小さな驚きの声と共に、女が顔を上げて漸く俺を見た。



その目には、ただ、驚き。


ま、そーだろう。


俺は、とりあえず社員証を差し出す。


相手がパニックに陥っているのが目に見えるが、、俺にはそれに付き合う時間はねーんだよ。


さ、本題に入ろう。



「お昼、これからですか?」



言いながら、腕時計を確認する。


このまま行けたらベストタイムだ。



唐突過ぎるのは百も承知だ。



ただ、運命だとかなんだとか、そういうのを大事にするあんたらには十分過ぎるシチュエーションは作ってやった。
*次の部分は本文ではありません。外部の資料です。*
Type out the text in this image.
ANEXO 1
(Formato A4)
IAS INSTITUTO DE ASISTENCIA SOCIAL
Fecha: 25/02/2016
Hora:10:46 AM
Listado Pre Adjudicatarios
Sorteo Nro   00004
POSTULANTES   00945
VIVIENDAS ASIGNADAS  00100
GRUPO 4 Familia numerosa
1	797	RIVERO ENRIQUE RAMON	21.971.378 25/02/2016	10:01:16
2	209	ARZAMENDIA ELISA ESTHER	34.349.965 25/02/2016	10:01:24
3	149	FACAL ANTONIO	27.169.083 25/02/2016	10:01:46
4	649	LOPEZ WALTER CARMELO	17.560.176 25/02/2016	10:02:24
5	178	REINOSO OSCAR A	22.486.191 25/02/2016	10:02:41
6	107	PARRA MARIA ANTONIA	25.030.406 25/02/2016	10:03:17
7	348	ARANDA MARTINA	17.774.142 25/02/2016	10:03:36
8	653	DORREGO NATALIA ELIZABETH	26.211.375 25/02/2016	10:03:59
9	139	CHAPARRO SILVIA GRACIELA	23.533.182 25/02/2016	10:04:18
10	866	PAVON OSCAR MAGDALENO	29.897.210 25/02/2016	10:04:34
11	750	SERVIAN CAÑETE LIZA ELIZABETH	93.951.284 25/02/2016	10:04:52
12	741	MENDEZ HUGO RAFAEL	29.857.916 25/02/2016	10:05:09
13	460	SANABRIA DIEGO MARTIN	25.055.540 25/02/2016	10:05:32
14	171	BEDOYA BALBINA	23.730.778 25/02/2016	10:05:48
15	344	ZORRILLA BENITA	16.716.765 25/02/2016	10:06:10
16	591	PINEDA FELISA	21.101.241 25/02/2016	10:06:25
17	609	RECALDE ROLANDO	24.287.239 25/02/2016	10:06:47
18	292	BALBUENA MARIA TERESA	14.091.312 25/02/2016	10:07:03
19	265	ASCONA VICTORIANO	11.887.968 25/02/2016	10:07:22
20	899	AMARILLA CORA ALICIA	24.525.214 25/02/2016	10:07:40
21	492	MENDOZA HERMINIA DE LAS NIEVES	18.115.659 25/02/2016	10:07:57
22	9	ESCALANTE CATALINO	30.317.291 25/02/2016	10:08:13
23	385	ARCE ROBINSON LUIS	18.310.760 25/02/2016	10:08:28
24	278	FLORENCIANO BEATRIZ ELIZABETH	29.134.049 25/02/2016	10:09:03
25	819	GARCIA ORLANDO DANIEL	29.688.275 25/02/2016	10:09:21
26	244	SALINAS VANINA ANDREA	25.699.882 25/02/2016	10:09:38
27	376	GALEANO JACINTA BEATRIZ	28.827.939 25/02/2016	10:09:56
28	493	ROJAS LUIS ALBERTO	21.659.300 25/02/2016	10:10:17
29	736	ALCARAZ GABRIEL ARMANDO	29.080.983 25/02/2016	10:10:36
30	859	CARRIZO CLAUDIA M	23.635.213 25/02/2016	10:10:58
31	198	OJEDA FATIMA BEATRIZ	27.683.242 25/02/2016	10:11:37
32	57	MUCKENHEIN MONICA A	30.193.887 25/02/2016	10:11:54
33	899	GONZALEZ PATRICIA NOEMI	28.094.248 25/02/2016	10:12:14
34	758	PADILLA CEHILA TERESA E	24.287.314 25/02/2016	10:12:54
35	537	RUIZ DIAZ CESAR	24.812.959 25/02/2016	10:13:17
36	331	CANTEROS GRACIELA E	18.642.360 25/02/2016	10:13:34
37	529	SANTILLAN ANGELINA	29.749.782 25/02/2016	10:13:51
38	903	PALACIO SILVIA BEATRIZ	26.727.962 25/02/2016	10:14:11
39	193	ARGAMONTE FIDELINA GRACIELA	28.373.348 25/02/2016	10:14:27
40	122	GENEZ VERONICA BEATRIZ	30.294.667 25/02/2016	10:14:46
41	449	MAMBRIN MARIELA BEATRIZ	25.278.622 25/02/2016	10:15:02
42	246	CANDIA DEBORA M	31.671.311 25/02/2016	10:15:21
そして、恐らく、あんたはその中でも一番騙されやすい。



だろ?



案の定、



「…いいんですか、私が行って…」



好感触。




ぽかん、とする女を見ながら、俺は自分の名前をうっかり受付に伝えてしまった事に気付く。




―あ、しまったな。中堀って言っちゃったな。



懐かしいその名前。


ずっと使って居なかった、その名前が出てきてしまったのは、多分、この地に帰ってきたから。



ま、いいか。



多分、この女には、そんなにてこずらねーよ。



どうせ、騙す女の前で、俺は名づけてもらったように、闇を抱えない青年を演じてるんだからさ。



大嫌いなあの名前を使っても、いーか。




「そうだ、自己紹介がまだでしたね。失礼しました。私の名前は中堀 空生と言います。」




言ってから、気付く。



女にこの名前を教えたのは、初めてだったな、と。